Молодая пряха у окна сидит…
Голосишко у Галки становился тише, тоньше, слова она уже склеивала, головенка ее сморенно падала на грудь и пятнышком светилась в темной телогрейке среди темной лодки. Отец осторожно продвигался к беседке, бросал в нос лодки свою телогрейку, брал на руки Галку, бережно опускал ее на одежонку, прикрывал сверху другой телогрейкой, и Галка, протяжно, с облегчением вздохнув, ложилась щекой на руки и сладко засыпала.
Отец, покачав головой и грустно улыбнувшись в темноте, садился за лопашни и, поскрипывая уключинами, плыл от бакена к бакену, засветлял их и сплывал по течению к избушке. Сложив весла, уронив натруженные руки на колени, он курил, слушал ночь, себя, тосковал о жене, думал о дочке, которой надо бы мать, но мать никогда уже не вернется, а мачеха еще какая и попадется…
Лодка, чуть слышно коснувшись берега, останавливалась. Отец забредал в воду, брался за уключину и подтаскивал ее повыше, затем бросал окурок в воду и выскребал Галку из носа лодки, укутывал ее в телогрейку, на руках нес вверх по деревянным ступеням к избушке.

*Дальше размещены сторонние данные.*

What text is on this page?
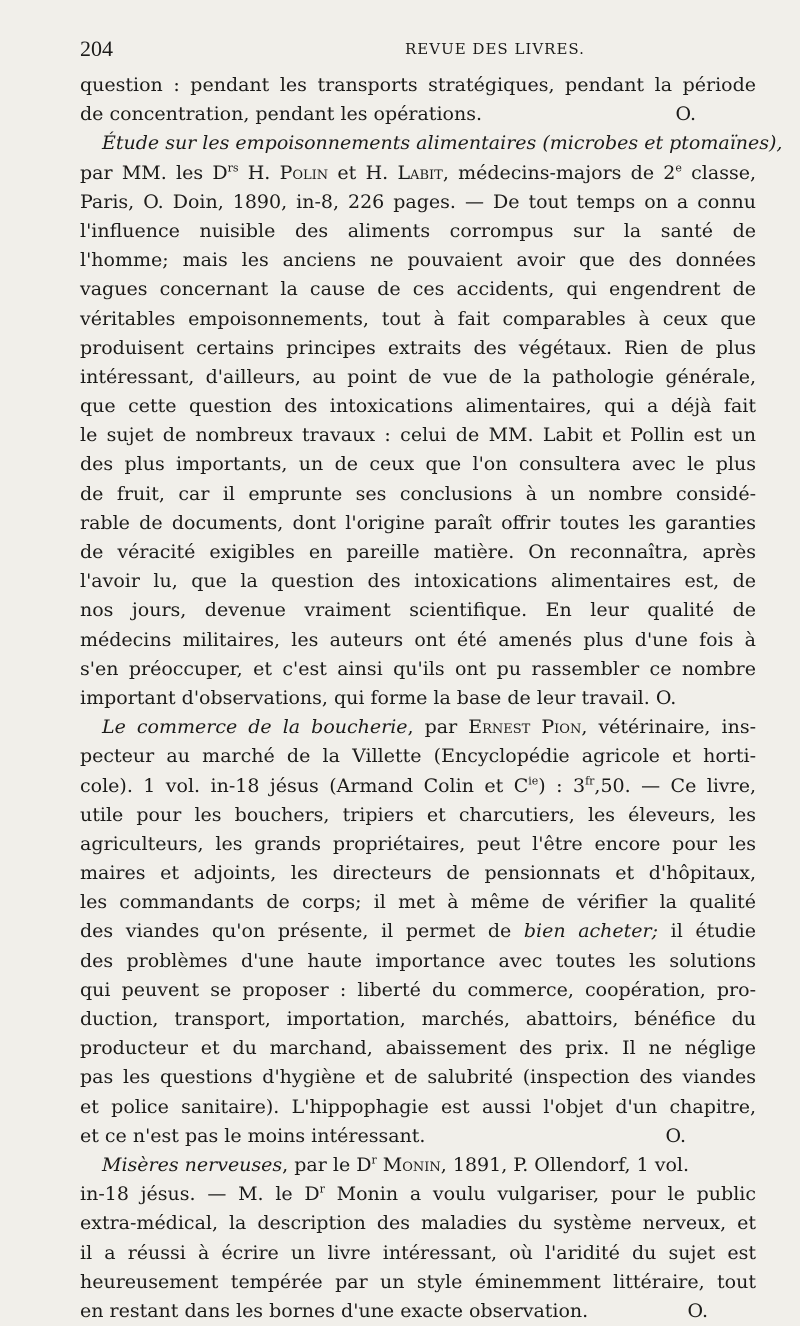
204	REVUE DES LIVRES.
question : pendant les transports stratégiques, pendant la période
de concentration, pendant les opérations.	O.
Étude sur les empoisonnements alimentaires (microbes et ptomaïnes),
par MM. les $D^{rs}$ H. Polin et H. Labit, médecins-majors de 2e classe,
Paris, O. Doin, 1890, in-8, 226 pages. — De tout temps on a connu
l'influence nuisible des aliments corrompus sur la santé de
l'homme; mais les anciens ne pouvaient avoir que des données
vagues concernant la cause de ces accidents, qui engendrent de
véritables empoisonnements, tout à fait comparables à ceux que
produisent certains principes extraits des végétaux. Rien de plus
intéressant, d'ailleurs, au point de vue de la pathologie générale,
que cette question des intoxications alimentaires, qui a déjà fait
le sujet de nombreux travaux : celui de MM. Labit et Pollin est un
des plus importants, un de ceux que l'on consultera avec le plus
de fruit, car il emprunte ses conclusions à un nombre considé-
rable de documents, dont l'origine paraît offrir toutes les garanties
de véracité exigibles en pareille matière. On reconnaîtra, après
l'avoir lu, que la question des intoxications alimentaires est, de
nos jours, devenue vraiment scientifique. En leur qualité de
médecins militaires, les auteurs ont été amenés plus d'une fois à
s'en préoccuper, et c'est ainsi qu'ils ont pu rassembler ce nombre
important d'observations, qui forme la base de leur travail. O.
Le commerce de la boucherie, par Ernest Pion, vétérinaire, ins-
pecteur au marché de la Villette (Encyclopédie agricole et horti-
cole). 1 vol. in-18 jésus (Armand Colin et $C^{ie}$) : $3^{fr},50$. — Ce livre,
utile pour les bouchers, tripiers et charcutiers, les éleveurs, les
agriculteurs, les grands propriétaires, peut l'être encore pour les
maires et adjoints, les directeurs de pensionnats et d'hôpitaux,
les commandants de corps; il met à même de vérifier la qualité
des viandes qu'on présente, il permet de bien acheter; il étudie
des problèmes d'une haute importance avec toutes les solutions
qui peuvent se proposer : liberté du commerce, coopération, pro-
duction, transport, importation, marchés, abattoirs, bénéfice du
producteur et du marchand, abaissement des prix. Il ne néglige
pas les questions d'hygiène et de salubrité (inspection des viandes
et police sanitaire). L'hippophagie est aussi l'objet d'un chapitre,
et ce n'est pas le moins intéressant.	O.
Misères nerveuses, par le $D^r$ Monin, 1891, P. Ollendorf, 1 vol.
in-18 jésus. — M. le $D^r$ Monin a voulu vulgariser, pour le public
extra-médical, la description des maladies du système nerveux, et
il a réussi à écrire un livre intéressant, où l'aridité du sujet est
heureusement tempérée par un style éminemment littéraire, tout
en restant dans les bornes d'une exacte observation.	O.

Иногда Галка просыпалась и невнятно спрашивала:
— Мы уже приплыли?
— Приплыли, приплыли. Спи, песнопевица. — И отец прижимал ее плотнее к себе, а она дышала ему в грудь маленьким, добрым теплом, и хотелось ему сказать: «Родненькая ты моя, миленькая ты моя! Что был бы я без тебя?..»
Но он этого не умел сказать, он лишь останавливался на яру, скрипуче прокашливая горло, сдавленное сладким горем, прижимал к себе дочку, ровно бы боясь остаться в одиночестве среди темной ночи, над темной рекой, на которой редко помигивали огни бакенов и где-то далеко, еще за поворотом реки, занималось шлепанье плиц и пыхтенье буксирного парохода.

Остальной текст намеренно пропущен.